De Groote Oorlog was vier jaar lang het synoniem voor zinloos geweld, ellende en veel eenzaamheid. Frontsoldaten zochten bij wijze van afleiding hun toevlucht in drank, cafeetjes en allerlei oorden van vertier. Gestaag groeide er een frontcultuur die voor katholiek Vlaanderen synoniem stond voor ‘religieuze en zedelijke ontreddering’.
Het waren de geestelijken die als eersten meenden dat deze jonge mannen bescherming en begeleiding nodig hadden.

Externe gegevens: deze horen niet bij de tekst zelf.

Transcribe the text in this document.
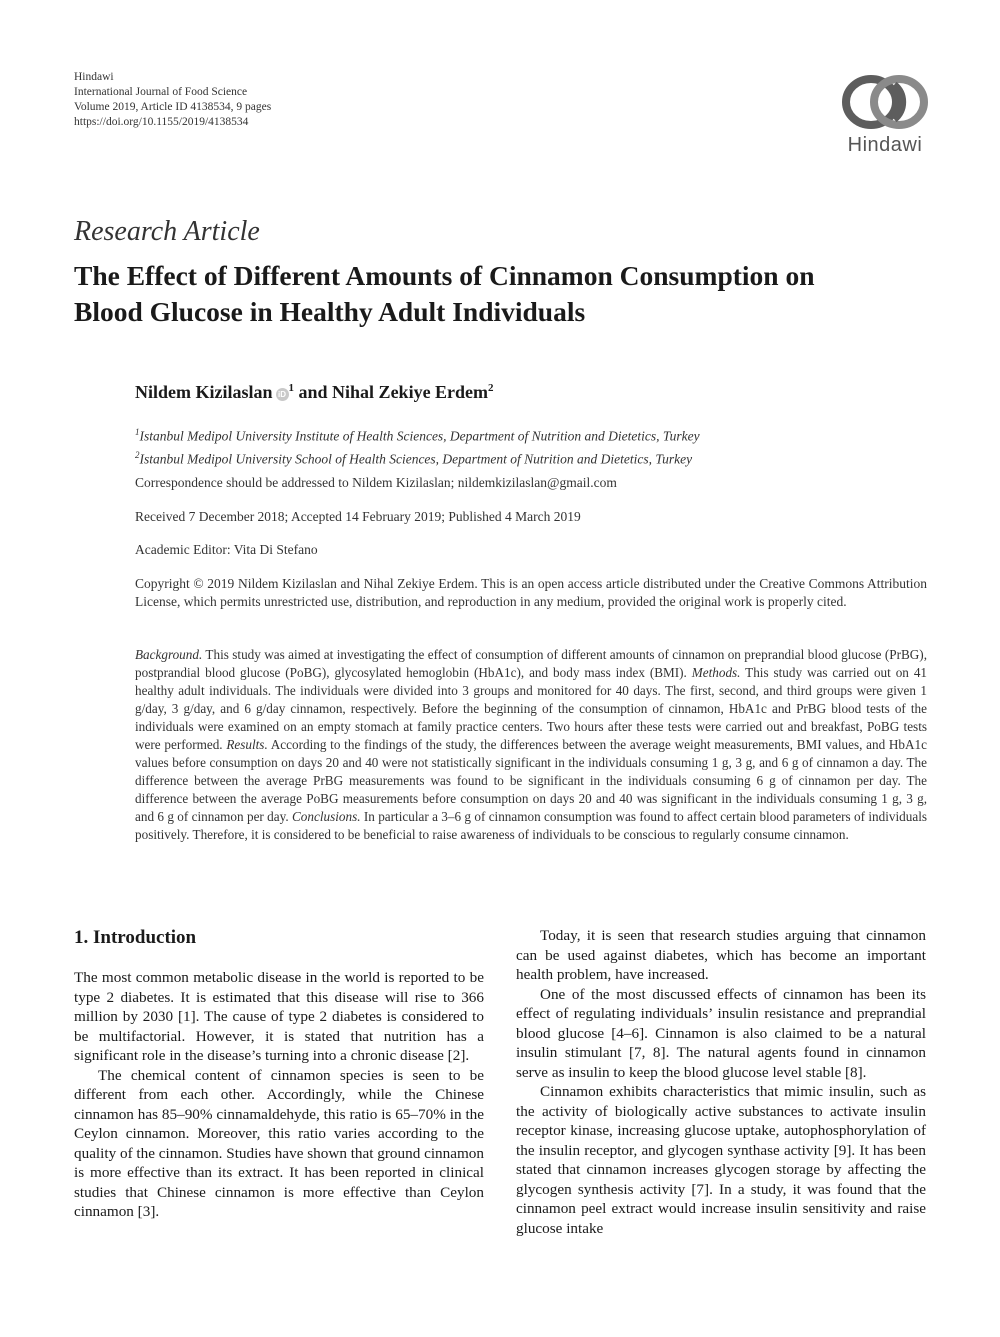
Hindawi
International Journal of Food Science
Volume 2019, Article ID 4138534, 9 pages
https://doi.org/10.1155/2019/4138534
Hindawi
Research Article
The Effect of Different Amounts of Cinnamon Consumption on
Blood Glucose in Healthy Adult Individuals
Nildem Kizilaslan $iD^1$ and Nihal Zekiye Erdem$^2$
$^1$Istanbul Medipol University Institute of Health Sciences, Department of Nutrition and Dietetics, Turkey
$^2$Istanbul Medipol University School of Health Sciences, Department of Nutrition and Dietetics, Turkey
Correspondence should be addressed to Nildem Kizilaslan; nildemkizilaslan@gmail.com
Received 7 December 2018; Accepted 14 February 2019; Published 4 March 2019
Academic Editor: Vita Di Stefano
Copyright © 2019 Nildem Kizilaslan and Nihal Zekiye Erdem. This is an open access article distributed under the Creative Commons Attribution License, which permits unrestricted use, distribution, and reproduction in any medium, provided the original work is properly cited.
Background. This study was aimed at investigating the effect of consumption of different amounts of cinnamon on preprandial blood glucose (PrBG), postprandial blood glucose (PoBG), glycosylated hemoglobin (HbA1c), and body mass index (BMI). Methods. This study was carried out on 41 healthy adult individuals. The individuals were divided into 3 groups and monitored for 40 days. The first, second, and third groups were given 1 g/day, 3 g/day, and 6 g/day cinnamon, respectively. Before the beginning of the consumption of cinnamon, HbA1c and PrBG blood tests of the individuals were examined on an empty stomach at family practice centers. Two hours after these tests were carried out and breakfast, PoBG tests were performed. Results. According to the findings of the study, the differences between the average weight measurements, BMI values, and HbA1c values before consumption on days 20 and 40 were not statistically significant in the individuals consuming 1 g, 3 g, and 6 g of cinnamon a day. The difference between the average PrBG measurements was found to be significant in the individuals consuming 6 g of cinnamon per day. The difference between the average PoBG measurements before consumption on days 20 and 40 was significant in the individuals consuming 1 g, 3 g, and 6 g of cinnamon per day. Conclusions. In particular a 3–6 g of cinnamon consumption was found to affect certain blood parameters of individuals positively. Therefore, it is considered to be beneficial to raise awareness of individuals to be conscious to regularly consume cinnamon.
1. Introduction

The most common metabolic disease in the world is reported to be type 2 diabetes. It is estimated that this disease will rise to 366 million by 2030 [1]. The cause of type 2 diabetes is considered to be multifactorial. However, it is stated that nutrition has a significant role in the disease’s turning into a chronic disease [2].

The chemical content of cinnamon species is seen to be different from each other. Accordingly, while the Chinese cinnamon has 85–90% cinnamaldehyde, this ratio is 65–70% in the Ceylon cinnamon. Moreover, this ratio varies according to the quality of the cinnamon. Studies have shown that ground cinnamon is more effective than its extract. It has been reported in clinical studies that Chinese cinnamon is more effective than Ceylon cinnamon [3].

Today, it is seen that research studies arguing that cinnamon can be used against diabetes, which has become an important health problem, have increased.

One of the most discussed effects of cinnamon has been its effect of regulating individuals’ insulin resistance and preprandial blood glucose [4–6]. Cinnamon is also claimed to be a natural insulin stimulant [7, 8]. The natural agents found in cinnamon serve as insulin to keep the blood glucose level stable [8].

Cinnamon exhibits characteristics that mimic insulin, such as the activity of biologically active substances to activate insulin receptor kinase, increasing glucose uptake, autophosphorylation of the insulin receptor, and glycogen synthase activity [9]. It has been stated that cinnamon increases glycogen storage by affecting the glycogen synthesis activity [7]. In a study, it was found that the cinnamon peel extract would increase insulin sensitivity and raise glucose intake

In 1915 werd daarom door Hilaire Gravez en Cyriel Verschaeve een Vlaamsche Gebedenbond of Communiebond opgericht. Met de verspreiding van het Gebed voor Vlaanderen bood de bond religieuze ondersteuning, hield de katholieke moraal op peil en beschermde het Vlaamse ideaal. Uit deze eerste schuchtere poging om jonge soldaten op het goede spoor te zetten, groeide de nood aan studiekringen. Deze kringen wilden jonge soldaten op het rechte pad houden en de kans geven om zich verder te scholen. Het grootste initiatief kwam tot stand in februari 1916, toen frontdokter Frans Daels (1882-1974) met de steun van de militaire en kerkelijke overheden het Secretariaat voor Katholieke Vlaamsche Hoogstudenten (SKVH) oprichtte. Deze nieuwe organisatie zorgde voor de ‘bevordering van de zedelijkheid’ onder de soldaten en verspreidde massaal propagandabrochures waarin jonge mannen verzocht en geacht werden zich eerbaar en fatsoenlijk te gedragen.

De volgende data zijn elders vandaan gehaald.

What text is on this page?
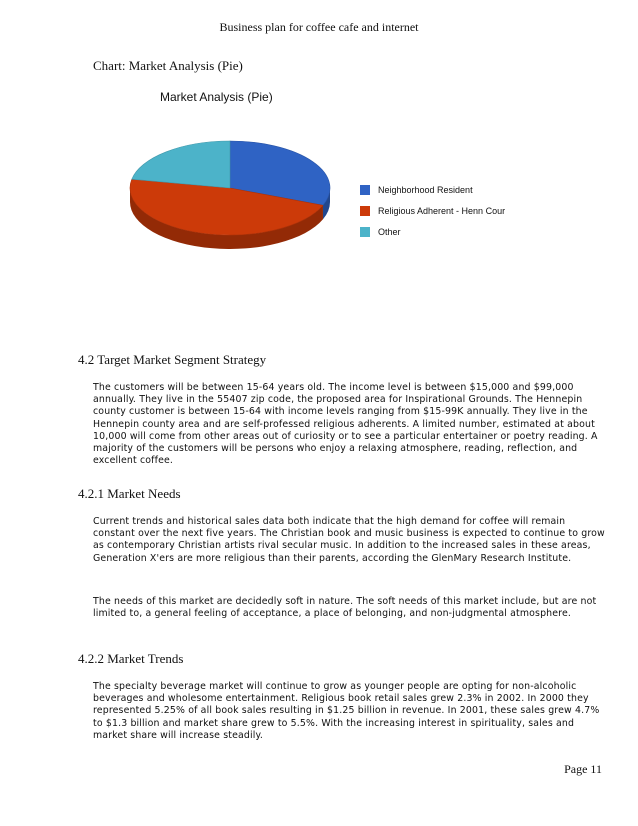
Business plan for coffee cafe and internet
Chart: Market Analysis (Pie)
Market Analysis (Pie)
Neighborhood Resident
Religious Adherent - Henn Cour
Other
4.2 Target Market Segment Strategy

The customers will be between 15-64 years old. The income level is between $15,000 and $99,000 annually. They live in the 55407 zip code, the proposed area for Inspirational Grounds. The Hennepin county customer is between 15-64 with income levels ranging from $15-99K annually. They live in the Hennepin county area and are self-professed religious adherents. A limited number, estimated at about 10,000 will come from other areas out of curiosity or to see a particular entertainer or poetry reading. A majority of the customers will be persons who enjoy a relaxing atmosphere, reading, reflection, and excellent coffee.

4.2.1 Market Needs

Current trends and historical sales data both indicate that the high demand for coffee will remain constant over the next five years. The Christian book and music business is expected to continue to grow as contemporary Christian artists rival secular music. In addition to the increased sales in these areas, Generation X'ers are more religious than their parents, according the GlenMary Research Institute.

The needs of this market are decidedly soft in nature. The soft needs of this market include, but are not limited to, a general feeling of acceptance, a place of belonging, and non-judgmental atmosphere.

4.2.2 Market Trends

The specialty beverage market will continue to grow as younger people are opting for non-alcoholic beverages and wholesome entertainment. Religious book retail sales grew 2.3% in 2002. In 2000 they represented 5.25% of all book sales resulting in $1.25 billion in revenue. In 2001, these sales grew 4.7% to $1.3 billion and market share grew to 5.5%. With the increasing interest in spirituality, sales and market share will increase steadily.

Page 11
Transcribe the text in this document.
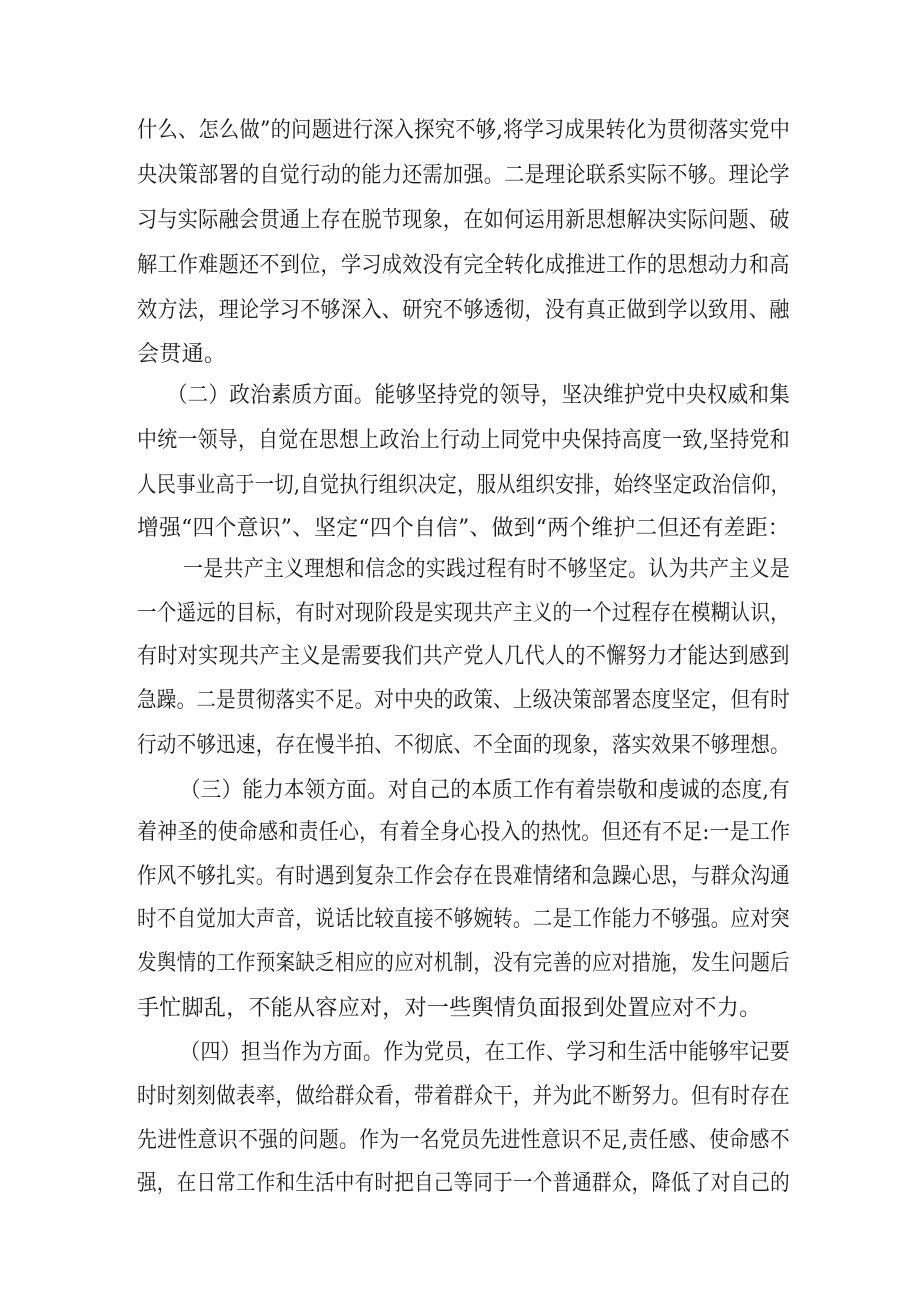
什么、怎么做”的问题进行深入探究不够,将学习成果转化为贯彻落实党中
央决策部署的自觉行动的能力还需加强。二是理论联系实际不够。理论学
习与实际融会贯通上存在脱节现象，在如何运用新思想解决实际问题、破
解工作难题还不到位，学习成效没有完全转化成推进工作的思想动力和高
效方法，理论学习不够深入、研究不够透彻，没有真正做到学以致用、融
会贯通。
（二）政治素质方面。能够坚持党的领导，坚决维护党中央权威和集
中统一领导，自觉在思想上政治上行动上同党中央保持高度一致,坚持党和
人民事业高于一切,自觉执行组织决定，服从组织安排，始终坚定政治信仰，
增强“四个意识”、坚定“四个自信”、做到“两个维护二但还有差距：
一是共产主义理想和信念的实践过程有时不够坚定。认为共产主义是
一个遥远的目标，有时对现阶段是实现共产主义的一个过程存在模糊认识，
有时对实现共产主义是需要我们共产党人几代人的不懈努力才能达到感到
急躁。二是贯彻落实不足。对中央的政策、上级决策部署态度坚定，但有时
行动不够迅速，存在慢半拍、不彻底、不全面的现象，落实效果不够理想。
（三）能力本领方面。对自己的本质工作有着崇敬和虔诚的态度,有
着神圣的使命感和责任心，有着全身心投入的热忱。但还有不足:一是工作
作风不够扎实。有时遇到复杂工作会存在畏难情绪和急躁心思，与群众沟通
时不自觉加大声音，说话比较直接不够婉转。二是工作能力不够强。应对突
发舆情的工作预案缺乏相应的应对机制，没有完善的应对措施，发生问题后
手忙脚乱，不能从容应对，对一些舆情负面报到处置应对不力。
（四）担当作为方面。作为党员，在工作、学习和生活中能够牢记要
时时刻刻做表率，做给群众看，带着群众干，并为此不断努力。但有时存在
先进性意识不强的问题。作为一名党员先进性意识不足,责任感、使命感不
强，在日常工作和生活中有时把自己等同于一个普通群众，降低了对自己的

Frans Daels was vrijwillig legerarts tijdens de Eerste Wereldoorlog, actief in de Frontbeweging en
vurig pleiter voor de vernederlandsing van de Gentse universiteit, s.d (ADVN, VFA2137)

Op zeer korte tijd werden door Daels verscheidene vlugschriften opgesteld die in grote aantallen verschenen. Propagandazegels en brochures als Voor onze vrouwen, Pour nos hommes, Gij moet genezen, Reine lectuur voor onze soldaten of Jeugdschoonheid werden meermaals herdrukt en kosteloos uitgedeeld aan de soldaten. Daarnaast adverteerde het SKVH actief in Ons Vaderland met artikels “Jongens, weest geen vuilmonden” of “Jongens! Leert goed uw vak”. Vorming werd voorzien in de mogelijkheid tot (verder) studeren, hiervoor werd uitgebreide vakliteratuur aangeboden. In mei-juni 1916 werd het SKVH ondergebracht in het college van Veurne met een ruime bibliotheek die een 7000-tal studie- en vakboeken telde.

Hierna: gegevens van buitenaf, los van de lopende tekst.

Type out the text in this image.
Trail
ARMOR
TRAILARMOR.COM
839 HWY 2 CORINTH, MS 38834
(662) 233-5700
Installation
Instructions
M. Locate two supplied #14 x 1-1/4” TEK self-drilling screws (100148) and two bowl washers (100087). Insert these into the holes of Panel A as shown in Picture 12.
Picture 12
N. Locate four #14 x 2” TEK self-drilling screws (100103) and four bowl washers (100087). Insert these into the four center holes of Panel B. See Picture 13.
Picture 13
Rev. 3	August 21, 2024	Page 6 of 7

In de strijd tegen 'immoraliteit' verspreidde SKVH meer dan 1 miljoen sluitzegels onder de frontsoldaten, 1916 (ADVN, VGCA36-39)
Bereikte het SKVH met zijn morele en hoogdravende boodschappen het doel dat het voor ogen had? Allicht niet. Overleven aan het front was nuchtere realiteit en primeerde op de droom van een “Zedelijk volk, groot volk”. Dat bevestigt ook de volgende getuigenis van een jonge frontsoldaat:
“Jij hebt mooi schrijven over ‘Zedelijk volk, groot volk’, maar ken je ons volk of gewoon het volk? Toen ik op college zat dacht ik ook met liefde aan ons Vlaamse volk, maar het bestaat gewoon niet. Hij die hier ploetert in het slijk, die kan het weinig schelen of z’n officieren hem in het Frans of het Nederlands de dood injagen... Vloeken mag, een overste kapotmaken niet. En ik kan goed begrijpen dat de jongens die hier al drie jaar vechten... naar de vrouwen lopen... Als ge met Gravez, Daels of Verschaeve praat, zeg hun maar dat dit de reële stemming is aan het front.” 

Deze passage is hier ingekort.